Face Facts: Function that Builds the Airway

Sharon Moore shows how myofunctional therapy for children can help avert a sleep crisis.

Myofunctional therapyby Sharon Moore

In part three of this four-part series, author, speech pathologist and myofunctional practitioner Sharon Moore shares critical information about the role of myofunctional therapy in the management of pediatric sleep disordered breathing. Previously, we looked at how dental clinics can screen for sleep disordered breathing for early treatment, with the goal of addressing problems well before children start school.

In this article, we will look at the role of myofunctional therapy in building and maintaining a healthy airway in a proactive, family-friendly way.

Four-year-old Daniel had turned into a monster. Daniel had been a poor sleeper from birth.

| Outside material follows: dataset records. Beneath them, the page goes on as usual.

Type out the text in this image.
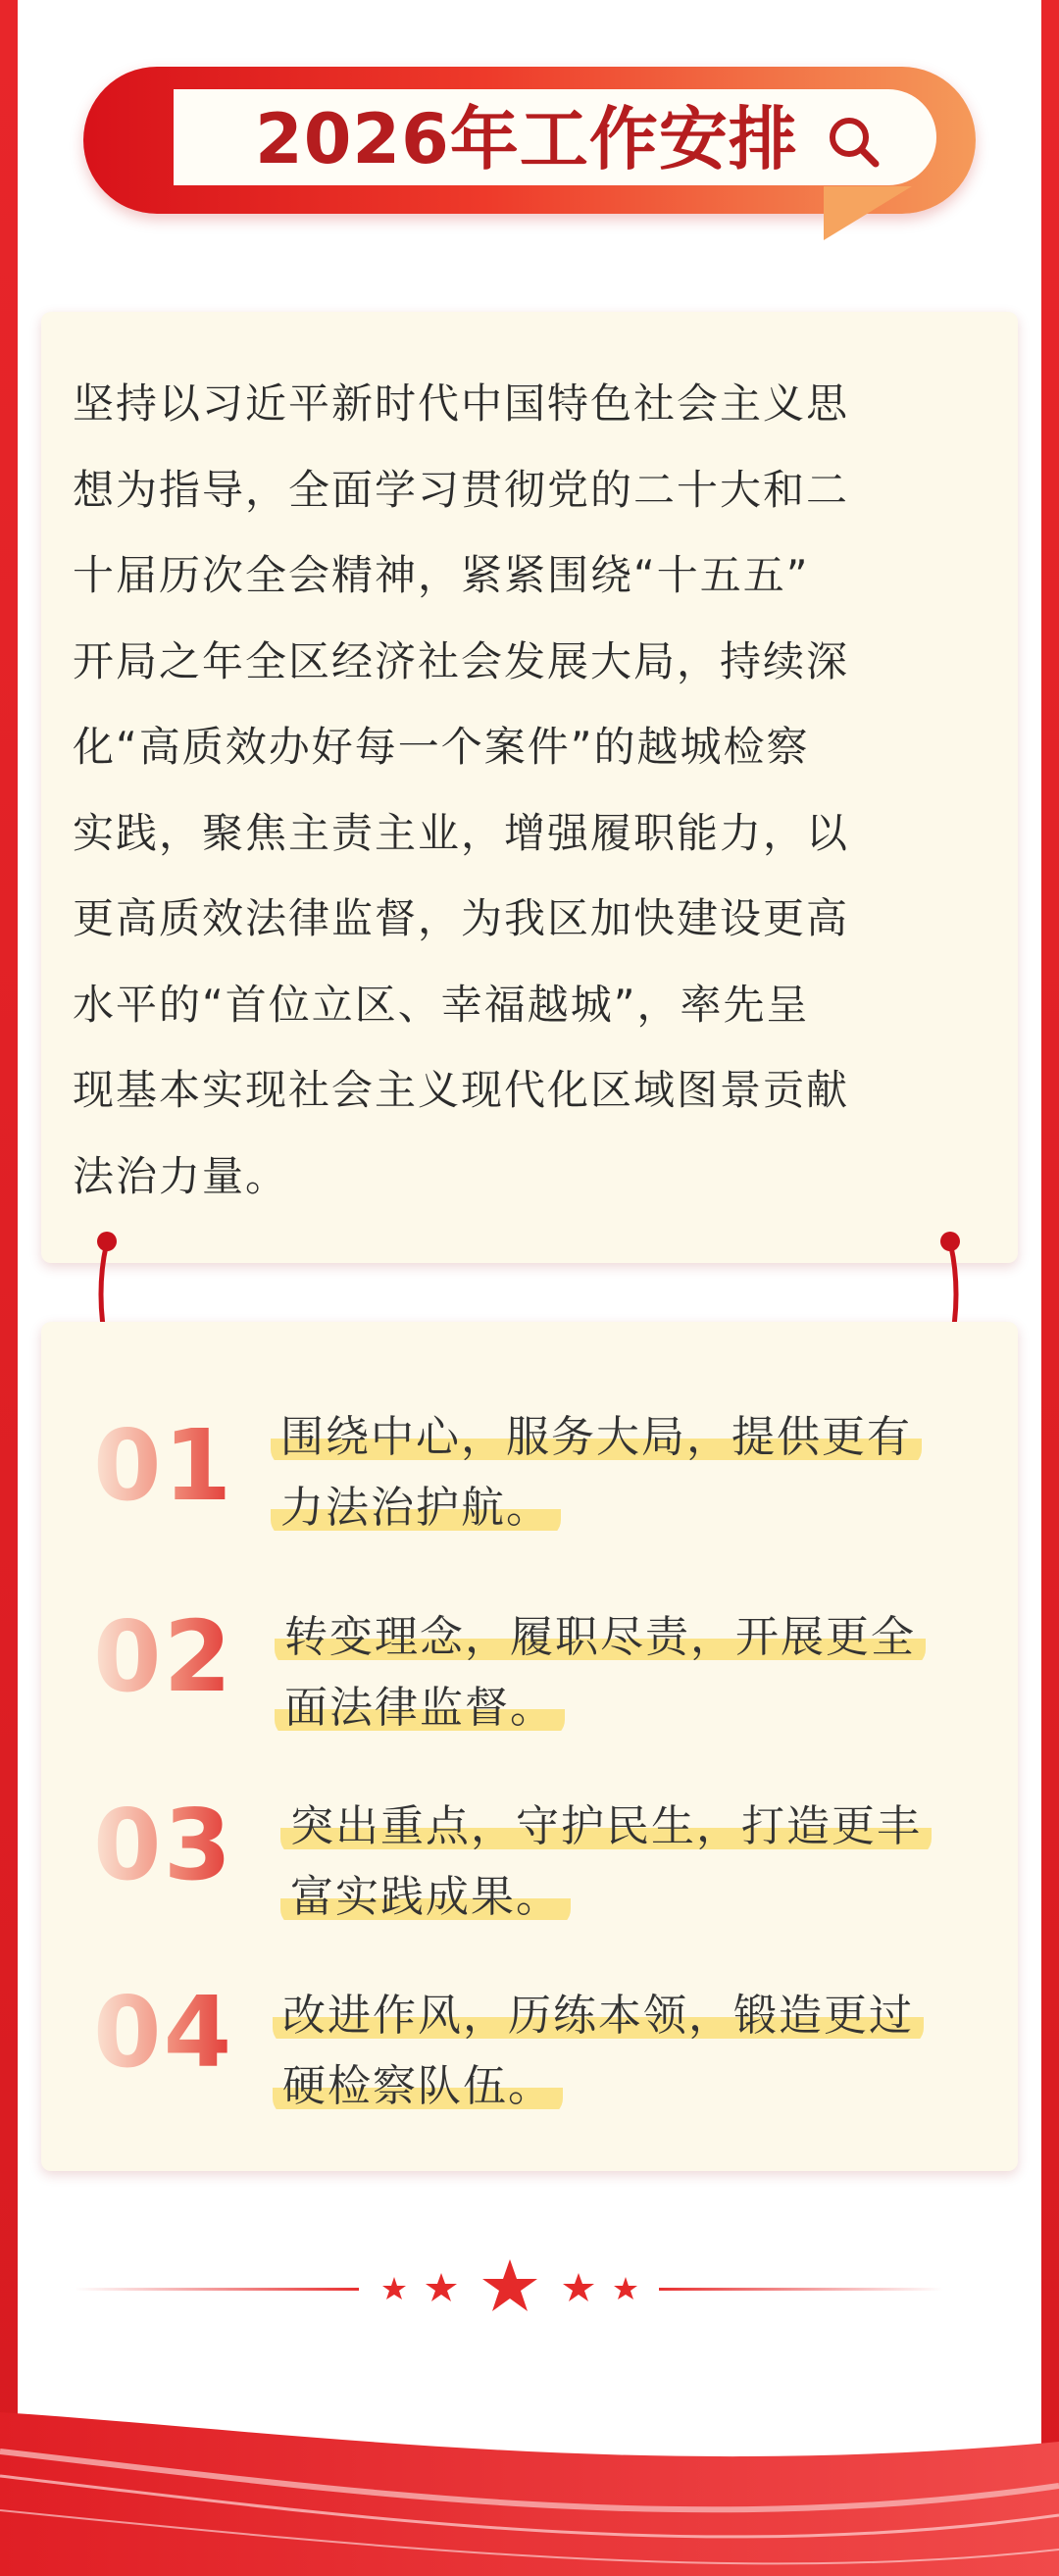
2026年工作安排
坚持以习近平新时代中国特色社会主义思
想为指导，全面学习贯彻党的二十大和二
十届历次全会精神，紧紧围绕“十五五”
开局之年全区经济社会发展大局，持续深
化“高质效办好每一个案件”的越城检察
实践，聚焦主责主业，增强履职能力，以
更高质效法律监督，为我区加快建设更高
水平的“首位立区、幸福越城”，率先呈
现基本实现社会主义现代化区域图景贡献
法治力量。
01 围绕中心，服务大局，提供更有
力法治护航。
02 转变理念，履职尽责，开展更全
面法律监督。
03 突出重点，守护民生，打造更丰
富实践成果。
04 改进作风，历练本领，锻造更过
硬检察队伍。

He refused to go to bed, woke his parents frequently, and only had seven hours of sleep a night (instead of the recommended 10-13 hours for his age). He never slept for more than two hours at a stretch and wouldn’t take naps in the day.

Like many sleep-deprived kids, every day Daniel would hit the ground running, reacting to sleep deprivation with over-activity, which the body craves as compensation for poor sleep. Not only that, but Daniel had an explosive temper and was extremely defiant.

After two years of Daniel’s irrational meltdowns, and seeing 23 specialists in Australia and the US, his parents were at a breaking point (and so was their marriage). It wasn’t until a dentist recognized an airway/breathing issue in a routine check-up, that they were referred to me.

After six months of medical, dental, and myofunctional therapy (myo) treatments, Daniel was a brand-new kid; he was breathing and eating well with no more snoring or tantrums, and he had a big growth spurt. His improvement was measurable on the Sleep Disturbance Scale for Children,1 where his scores almost halved from ninety-nine in March 2016 to fifty in December 2016, placing him in the normal range.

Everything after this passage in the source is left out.